Android 7.0, API level 24

  • Restyles notification templates to put emphasis on the hero image and avatar.

  • Adds three notification templates: one for messaging apps and the other two for decorating custom content views with the expandable affordance and other system decorations.

  • Adds support to handheld devices, such as phones and tablets, for notification groups. Uses the same API as the Android Wear (now called Wear OS) notification stacks introduced in Android 5.0 (API level 21).

  • Lets users reply inside a notification using inline reply. They can enter text, which is then routed to the notification's parent app.

Android 8.0, API level 26

  • Makes individual notifications be put in a specific channel.

  • Lets users turn off notifications per channel, instead of turning off all notifications from an app.

  • Makes apps with active notifications display a notification badge on top of their app icon on the home or launcher screen.

  • Lets users snooze a notification from the drawer. You can set an automatic timeout for a notification.

  • Lets you set the notification's background color.

  • Moves some APIs regarding notification behaviors from Notification to NotificationChannel. For example, use NotificationChannel.setImportance() instead of NotificationCompat.Builder.setPriority() for Android 8.0 and higher.

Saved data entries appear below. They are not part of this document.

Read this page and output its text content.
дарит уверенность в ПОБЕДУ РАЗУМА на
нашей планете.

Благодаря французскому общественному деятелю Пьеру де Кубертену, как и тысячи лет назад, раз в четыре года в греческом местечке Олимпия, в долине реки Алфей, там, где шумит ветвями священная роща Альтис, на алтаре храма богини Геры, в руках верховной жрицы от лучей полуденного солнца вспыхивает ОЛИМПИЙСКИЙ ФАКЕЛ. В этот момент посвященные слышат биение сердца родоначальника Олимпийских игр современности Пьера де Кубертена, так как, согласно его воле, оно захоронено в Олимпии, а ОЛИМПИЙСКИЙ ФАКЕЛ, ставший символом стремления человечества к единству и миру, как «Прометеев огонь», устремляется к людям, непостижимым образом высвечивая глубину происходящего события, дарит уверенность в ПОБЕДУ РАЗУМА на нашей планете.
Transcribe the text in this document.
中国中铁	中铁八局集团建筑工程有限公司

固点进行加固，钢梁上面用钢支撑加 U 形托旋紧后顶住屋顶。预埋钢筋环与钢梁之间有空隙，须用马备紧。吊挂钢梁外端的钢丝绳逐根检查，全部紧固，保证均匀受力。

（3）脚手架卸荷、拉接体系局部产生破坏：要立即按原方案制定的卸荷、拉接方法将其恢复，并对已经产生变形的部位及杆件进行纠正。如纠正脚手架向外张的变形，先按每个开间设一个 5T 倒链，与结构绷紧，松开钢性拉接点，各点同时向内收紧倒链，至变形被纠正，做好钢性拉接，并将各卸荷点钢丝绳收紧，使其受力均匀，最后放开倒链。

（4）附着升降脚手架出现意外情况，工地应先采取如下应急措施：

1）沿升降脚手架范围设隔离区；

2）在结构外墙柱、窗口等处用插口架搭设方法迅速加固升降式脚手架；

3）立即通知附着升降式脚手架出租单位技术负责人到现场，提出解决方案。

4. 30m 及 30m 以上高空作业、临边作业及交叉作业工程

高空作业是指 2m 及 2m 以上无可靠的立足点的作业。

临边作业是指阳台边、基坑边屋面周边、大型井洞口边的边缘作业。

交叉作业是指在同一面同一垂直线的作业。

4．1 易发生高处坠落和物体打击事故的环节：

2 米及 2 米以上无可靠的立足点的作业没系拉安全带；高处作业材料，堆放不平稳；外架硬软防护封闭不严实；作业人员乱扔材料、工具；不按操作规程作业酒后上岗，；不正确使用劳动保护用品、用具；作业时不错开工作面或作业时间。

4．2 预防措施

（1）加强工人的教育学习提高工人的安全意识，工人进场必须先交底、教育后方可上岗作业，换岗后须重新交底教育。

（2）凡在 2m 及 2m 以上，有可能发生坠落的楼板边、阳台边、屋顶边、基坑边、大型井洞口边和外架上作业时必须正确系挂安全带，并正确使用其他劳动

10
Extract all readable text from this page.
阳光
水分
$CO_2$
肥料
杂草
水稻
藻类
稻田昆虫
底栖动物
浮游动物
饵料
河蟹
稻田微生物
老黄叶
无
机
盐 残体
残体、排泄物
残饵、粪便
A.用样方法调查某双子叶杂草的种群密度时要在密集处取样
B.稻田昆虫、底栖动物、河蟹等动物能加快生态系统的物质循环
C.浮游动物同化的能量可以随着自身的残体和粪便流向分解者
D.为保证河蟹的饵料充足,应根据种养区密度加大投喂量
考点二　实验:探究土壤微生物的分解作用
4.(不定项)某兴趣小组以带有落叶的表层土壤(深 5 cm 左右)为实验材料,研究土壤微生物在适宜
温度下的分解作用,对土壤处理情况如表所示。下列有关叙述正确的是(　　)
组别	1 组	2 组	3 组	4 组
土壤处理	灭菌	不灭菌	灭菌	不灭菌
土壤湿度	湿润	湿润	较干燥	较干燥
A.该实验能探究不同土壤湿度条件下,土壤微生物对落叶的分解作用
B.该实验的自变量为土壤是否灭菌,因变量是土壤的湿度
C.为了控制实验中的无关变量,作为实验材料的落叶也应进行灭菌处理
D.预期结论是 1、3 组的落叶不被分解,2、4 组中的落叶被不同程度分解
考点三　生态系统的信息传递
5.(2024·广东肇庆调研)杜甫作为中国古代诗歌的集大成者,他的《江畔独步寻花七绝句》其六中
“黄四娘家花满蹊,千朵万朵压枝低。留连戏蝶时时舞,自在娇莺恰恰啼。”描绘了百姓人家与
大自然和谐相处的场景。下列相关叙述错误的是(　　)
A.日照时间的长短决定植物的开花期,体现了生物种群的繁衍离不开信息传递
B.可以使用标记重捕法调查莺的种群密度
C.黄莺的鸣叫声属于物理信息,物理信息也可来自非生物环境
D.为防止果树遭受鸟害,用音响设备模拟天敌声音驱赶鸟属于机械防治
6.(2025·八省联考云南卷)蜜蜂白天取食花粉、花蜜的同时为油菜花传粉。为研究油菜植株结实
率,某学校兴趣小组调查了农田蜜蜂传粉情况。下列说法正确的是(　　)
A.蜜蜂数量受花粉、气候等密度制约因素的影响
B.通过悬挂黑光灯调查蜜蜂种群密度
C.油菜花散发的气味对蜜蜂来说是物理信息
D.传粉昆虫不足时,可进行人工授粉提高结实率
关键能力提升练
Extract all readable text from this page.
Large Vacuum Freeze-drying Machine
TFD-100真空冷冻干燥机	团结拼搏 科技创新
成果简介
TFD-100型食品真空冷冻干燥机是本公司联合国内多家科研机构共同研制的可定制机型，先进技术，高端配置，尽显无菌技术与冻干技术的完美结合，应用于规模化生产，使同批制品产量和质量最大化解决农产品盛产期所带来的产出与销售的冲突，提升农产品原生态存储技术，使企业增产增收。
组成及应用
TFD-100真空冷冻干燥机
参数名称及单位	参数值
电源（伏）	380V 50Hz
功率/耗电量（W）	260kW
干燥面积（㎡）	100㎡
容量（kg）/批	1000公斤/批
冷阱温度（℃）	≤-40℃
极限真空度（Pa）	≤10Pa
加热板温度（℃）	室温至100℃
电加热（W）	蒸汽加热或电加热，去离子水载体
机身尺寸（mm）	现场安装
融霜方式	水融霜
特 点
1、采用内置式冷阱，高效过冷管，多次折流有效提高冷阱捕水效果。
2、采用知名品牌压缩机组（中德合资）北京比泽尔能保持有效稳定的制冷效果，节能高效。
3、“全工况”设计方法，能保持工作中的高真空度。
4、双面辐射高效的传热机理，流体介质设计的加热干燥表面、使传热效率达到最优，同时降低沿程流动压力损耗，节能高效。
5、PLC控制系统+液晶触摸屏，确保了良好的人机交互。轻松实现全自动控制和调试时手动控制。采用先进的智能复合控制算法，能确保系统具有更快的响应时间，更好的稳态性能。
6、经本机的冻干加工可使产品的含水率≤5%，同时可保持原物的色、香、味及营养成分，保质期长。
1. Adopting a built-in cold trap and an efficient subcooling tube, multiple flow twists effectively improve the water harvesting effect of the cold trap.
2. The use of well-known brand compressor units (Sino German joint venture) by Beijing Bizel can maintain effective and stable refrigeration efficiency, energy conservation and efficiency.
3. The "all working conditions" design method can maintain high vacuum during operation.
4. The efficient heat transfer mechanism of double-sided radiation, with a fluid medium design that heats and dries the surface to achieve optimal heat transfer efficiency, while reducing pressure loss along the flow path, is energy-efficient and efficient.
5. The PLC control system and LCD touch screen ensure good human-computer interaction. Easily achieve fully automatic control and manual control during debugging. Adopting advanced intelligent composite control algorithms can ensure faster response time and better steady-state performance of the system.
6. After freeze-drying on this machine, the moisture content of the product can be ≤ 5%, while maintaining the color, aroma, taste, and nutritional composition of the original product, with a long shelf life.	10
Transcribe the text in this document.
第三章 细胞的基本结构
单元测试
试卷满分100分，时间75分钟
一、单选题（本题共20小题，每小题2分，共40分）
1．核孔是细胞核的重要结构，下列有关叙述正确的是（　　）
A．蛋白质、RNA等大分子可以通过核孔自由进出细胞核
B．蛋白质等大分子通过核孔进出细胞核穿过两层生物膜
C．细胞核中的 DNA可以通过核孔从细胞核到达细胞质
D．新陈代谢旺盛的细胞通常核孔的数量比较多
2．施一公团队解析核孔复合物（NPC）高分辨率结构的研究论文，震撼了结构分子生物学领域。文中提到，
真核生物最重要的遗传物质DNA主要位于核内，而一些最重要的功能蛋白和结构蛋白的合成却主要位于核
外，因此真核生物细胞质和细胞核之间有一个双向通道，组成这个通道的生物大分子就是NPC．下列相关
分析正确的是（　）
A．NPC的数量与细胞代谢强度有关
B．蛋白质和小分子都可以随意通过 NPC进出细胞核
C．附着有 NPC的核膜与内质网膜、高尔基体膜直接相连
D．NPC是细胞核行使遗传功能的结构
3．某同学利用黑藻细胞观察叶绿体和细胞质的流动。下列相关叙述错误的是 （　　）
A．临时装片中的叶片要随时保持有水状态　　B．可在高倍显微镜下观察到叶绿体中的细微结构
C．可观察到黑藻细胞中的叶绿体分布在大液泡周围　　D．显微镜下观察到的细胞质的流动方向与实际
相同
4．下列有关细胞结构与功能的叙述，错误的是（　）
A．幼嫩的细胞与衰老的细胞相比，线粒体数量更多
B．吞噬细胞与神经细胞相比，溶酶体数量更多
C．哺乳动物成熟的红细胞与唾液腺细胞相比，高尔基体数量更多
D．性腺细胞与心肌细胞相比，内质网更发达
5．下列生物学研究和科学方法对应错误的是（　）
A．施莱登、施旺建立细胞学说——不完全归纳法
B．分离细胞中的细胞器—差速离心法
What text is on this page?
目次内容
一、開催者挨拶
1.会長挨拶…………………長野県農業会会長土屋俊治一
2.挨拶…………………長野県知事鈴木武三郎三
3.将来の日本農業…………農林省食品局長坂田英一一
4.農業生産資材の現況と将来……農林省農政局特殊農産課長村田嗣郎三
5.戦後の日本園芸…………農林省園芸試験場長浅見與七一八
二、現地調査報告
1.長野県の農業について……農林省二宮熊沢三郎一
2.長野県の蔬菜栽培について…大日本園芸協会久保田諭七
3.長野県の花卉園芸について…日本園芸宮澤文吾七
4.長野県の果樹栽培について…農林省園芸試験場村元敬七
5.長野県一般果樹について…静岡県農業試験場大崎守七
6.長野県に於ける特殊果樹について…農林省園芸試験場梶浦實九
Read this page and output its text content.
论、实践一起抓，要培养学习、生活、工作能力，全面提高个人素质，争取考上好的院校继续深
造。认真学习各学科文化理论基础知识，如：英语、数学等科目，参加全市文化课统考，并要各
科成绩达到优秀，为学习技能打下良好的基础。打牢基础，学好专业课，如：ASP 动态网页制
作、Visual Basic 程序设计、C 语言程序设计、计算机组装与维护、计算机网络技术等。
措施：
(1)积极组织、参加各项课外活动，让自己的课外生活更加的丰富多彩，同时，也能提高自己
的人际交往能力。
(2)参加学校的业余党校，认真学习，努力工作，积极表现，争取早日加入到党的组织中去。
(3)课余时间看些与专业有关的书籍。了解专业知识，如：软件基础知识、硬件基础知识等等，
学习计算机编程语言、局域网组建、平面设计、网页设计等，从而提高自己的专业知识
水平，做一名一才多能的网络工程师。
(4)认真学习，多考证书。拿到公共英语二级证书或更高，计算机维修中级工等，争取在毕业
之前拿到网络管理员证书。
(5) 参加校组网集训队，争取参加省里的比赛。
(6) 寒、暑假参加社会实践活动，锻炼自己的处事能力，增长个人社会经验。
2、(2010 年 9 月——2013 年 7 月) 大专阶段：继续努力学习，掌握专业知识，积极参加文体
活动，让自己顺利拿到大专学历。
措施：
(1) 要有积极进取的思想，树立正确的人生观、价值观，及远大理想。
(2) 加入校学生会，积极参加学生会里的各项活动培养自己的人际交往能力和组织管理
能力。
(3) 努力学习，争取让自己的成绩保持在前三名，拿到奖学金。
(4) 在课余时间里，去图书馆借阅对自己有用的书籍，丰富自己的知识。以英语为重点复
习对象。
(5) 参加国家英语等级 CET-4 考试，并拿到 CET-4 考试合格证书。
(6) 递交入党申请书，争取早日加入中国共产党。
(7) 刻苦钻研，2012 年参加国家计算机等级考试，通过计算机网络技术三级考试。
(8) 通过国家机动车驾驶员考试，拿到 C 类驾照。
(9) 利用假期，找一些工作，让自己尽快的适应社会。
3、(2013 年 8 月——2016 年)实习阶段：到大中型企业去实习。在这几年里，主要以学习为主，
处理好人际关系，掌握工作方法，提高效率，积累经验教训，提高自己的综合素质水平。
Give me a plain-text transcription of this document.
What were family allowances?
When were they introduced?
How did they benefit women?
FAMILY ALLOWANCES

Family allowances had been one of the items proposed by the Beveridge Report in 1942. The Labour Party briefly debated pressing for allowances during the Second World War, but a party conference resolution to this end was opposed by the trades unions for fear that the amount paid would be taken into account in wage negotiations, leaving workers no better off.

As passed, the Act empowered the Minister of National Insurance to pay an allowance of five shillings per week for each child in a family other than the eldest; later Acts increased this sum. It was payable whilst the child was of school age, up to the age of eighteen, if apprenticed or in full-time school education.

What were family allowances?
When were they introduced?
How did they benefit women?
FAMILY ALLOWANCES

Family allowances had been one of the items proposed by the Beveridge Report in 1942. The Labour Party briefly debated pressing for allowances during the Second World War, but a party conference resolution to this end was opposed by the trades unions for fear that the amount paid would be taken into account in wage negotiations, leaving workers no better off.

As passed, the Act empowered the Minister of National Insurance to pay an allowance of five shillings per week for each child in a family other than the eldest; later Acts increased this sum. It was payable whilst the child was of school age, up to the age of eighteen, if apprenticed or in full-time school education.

Android 13.0, API level 33

Android 14.0, API level 34

  • Limits full-screen intent notifications to apps that provide calls and alarms. Use the NotificationManager.canUseFullScreenIntent API to check if your app has permission. If not, your app can use ACTION_MANAGE_APP_USE_FULL_SCREEN_INTENT to launch the settings page where users can grant the permission.

  • Changes the way users experience non-dismissable notifications by allowing users to dismiss notifications action even when the Notification.FLAG_ONGOING_EVENT flag is set. This doesn't apply to CallStyle notifications if the Notification.FLAG_ONGOING_EVENT flag is set or Device policy controller (DPC) and supporting packages for enterprise. This also does not apply when the phone is locked, or if the user selects Clear all.